Туннель Ротерхиз закрылся накануне для замены плит облицовки — гласит серия оповещений, и нам приходится возвращаться обратно вдоль Ямайской дороги, чтобы пересечь реку по Тауэрскому мосту.
Толпа туристов, направляясь из баров дока Святой Катерины, неверной походкой пересекает нашу дорогу, фотографируя друг друга на фоне Тауэра. Одностороннее движение, управляемое светофорами и светящимися знаками, которые гирляндами висят в темных каньонах административных зданий Минорис, кружит нас и поворачивает на Ист-Смитфилд.
Мысль о неубедительно чистой и тщательно огрубленной каменной твердыне Тауэра заставляет меня спросить Марка:
— Как ты думаешь, реставрация Чантри будет ложью?
— Нет. Это… — качает он головой. — Короче, ты должна распознать правду там, где ты ее знаешь. А о Чантри мы… ты… знаешь много. Даже все.
«Или ничего», — думаю я.
— Ну а если правда мне неизвестна? Я имею в виду, если есть что-то, чего я не знаю о Елизавете и Энтони. О том, когда она виделась со своим сыном Эдуардом. О том, как именно Энтони присматривал за ним. Очень многое утеряно: свитки придворных и государственных записей были уничтожены во времена Тюдоров, не говоря уже о домах, монастырях и так далее. Мне все время приходится говорить: «Неизвестно». Или: «Может быть». А иногда: «По-видимому, это было так». Приходится вести себя осторожно, если не хочешь, чтобы коллеги разорвали тебя на части в своих рецензиях. Но с реставрацией дома ты должен добиться успеха. В конце концов, у тебя должно быть что-то, чтобы открывать двери. Как ты поступаешь, если не знаешь, какими были дверные ручки?
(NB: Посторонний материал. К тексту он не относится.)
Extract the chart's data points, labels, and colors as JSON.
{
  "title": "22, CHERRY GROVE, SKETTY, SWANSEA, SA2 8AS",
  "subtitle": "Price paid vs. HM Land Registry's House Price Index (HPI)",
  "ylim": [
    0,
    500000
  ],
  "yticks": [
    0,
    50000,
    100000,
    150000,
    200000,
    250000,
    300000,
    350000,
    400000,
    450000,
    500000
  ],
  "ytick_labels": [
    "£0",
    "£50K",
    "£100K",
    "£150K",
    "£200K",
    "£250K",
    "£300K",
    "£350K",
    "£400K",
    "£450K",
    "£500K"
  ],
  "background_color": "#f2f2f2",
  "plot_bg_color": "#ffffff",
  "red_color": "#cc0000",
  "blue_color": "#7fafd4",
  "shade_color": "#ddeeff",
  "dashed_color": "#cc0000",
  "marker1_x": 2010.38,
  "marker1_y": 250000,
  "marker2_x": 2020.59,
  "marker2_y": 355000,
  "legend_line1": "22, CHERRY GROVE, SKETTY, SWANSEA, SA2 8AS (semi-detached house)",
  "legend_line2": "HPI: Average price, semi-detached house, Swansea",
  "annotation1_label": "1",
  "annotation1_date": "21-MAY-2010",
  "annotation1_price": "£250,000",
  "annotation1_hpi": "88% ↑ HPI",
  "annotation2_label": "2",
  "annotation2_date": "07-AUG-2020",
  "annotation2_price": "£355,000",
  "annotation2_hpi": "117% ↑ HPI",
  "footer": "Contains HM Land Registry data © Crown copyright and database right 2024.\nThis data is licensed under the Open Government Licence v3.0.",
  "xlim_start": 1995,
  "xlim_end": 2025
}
— Отталкиваюсь от того, что известно, стараюсь догадаться. Вспоминаю, как выглядят дома тех лет, что может упоминаться в письмах, где угодно.
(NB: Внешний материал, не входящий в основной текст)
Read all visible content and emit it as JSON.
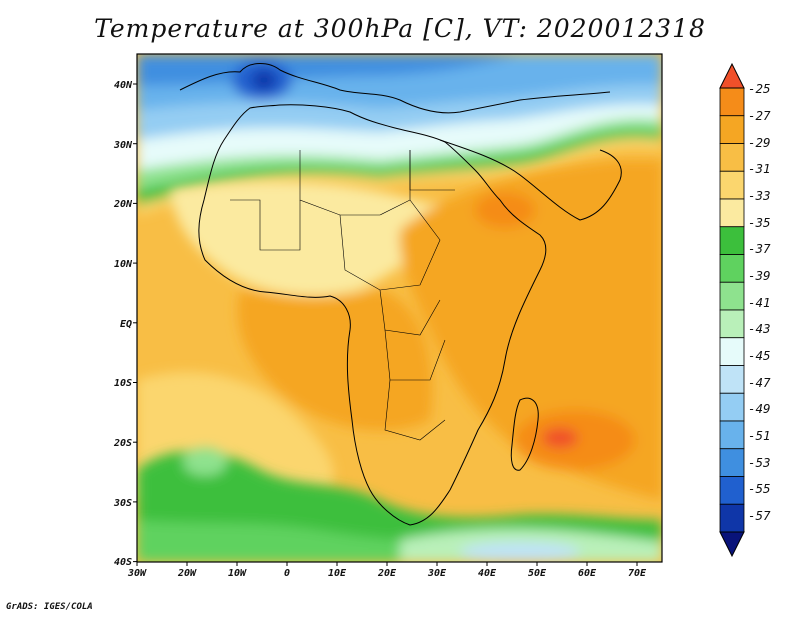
{
  "title": "Temperature at 300hPa [C], VT: 2020012318",
  "credit": "GrADS: IGES/COLA",
  "map": {
    "variable": "Temperature",
    "level": "300hPa",
    "units": "C",
    "valid_time": "2020012318",
    "lon_range": [
      -30,
      75
    ],
    "lat_range": [
      -40,
      45
    ],
    "lon_ticks": [
      "30W",
      "20W",
      "10W",
      "0",
      "10E",
      "20E",
      "30E",
      "40E",
      "50E",
      "60E",
      "70E"
    ],
    "lat_ticks": [
      "40N",
      "30N",
      "20N",
      "10N",
      "EQ",
      "10S",
      "20S",
      "30S",
      "40S"
    ]
  },
  "colorbar": {
    "labels": [
      "-25",
      "-27",
      "-29",
      "-31",
      "-33",
      "-35",
      "-37",
      "-39",
      "-41",
      "-43",
      "-45",
      "-47",
      "-49",
      "-51",
      "-53",
      "-55",
      "-57"
    ],
    "colors": [
      "#f0502a",
      "#f58c19",
      "#f5a623",
      "#f8be45",
      "#fbd66e",
      "#fbeaa0",
      "#3cbf3c",
      "#5fd25f",
      "#8ee28e",
      "#b9f0b9",
      "#e6fbfa",
      "#bfe3f7",
      "#94cdf3",
      "#68b2ec",
      "#3f8fe0",
      "#2060cf",
      "#0f36a8",
      "#09137a"
    ]
  }
}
— Здесь налево… Хорошо, пусть это будут не дверные ручки. Пусть это будут картины. Можно выяснить, кто в какой спальне спал, какие книги стояли на полках. Все это было устроено определенным образом. Ты же не оставишь все голым и пустым?
— Нет, — улыбается Марк. — Нет, если можно что-то предпринять. Если же просто демонстрировать архитектуру, можно оставить и пустоты. Но если попытаться воссоздать целый мир — так не пойдет. Потому что это будет ложью другого сорта: дескать, все было пустым. А история должна быть целостной. Здесь направо?
— Да, а вон там налево.
Дом темный, окна его закрыты.
— Спасибо огромное, что подвез. У тебя есть время, чтобы по-быстрому что-нибудь выпить?
— Было бы хорошо. Спасибо, — кивает он и подъезжает к краю тротуара. — Как продвигается продажа дома?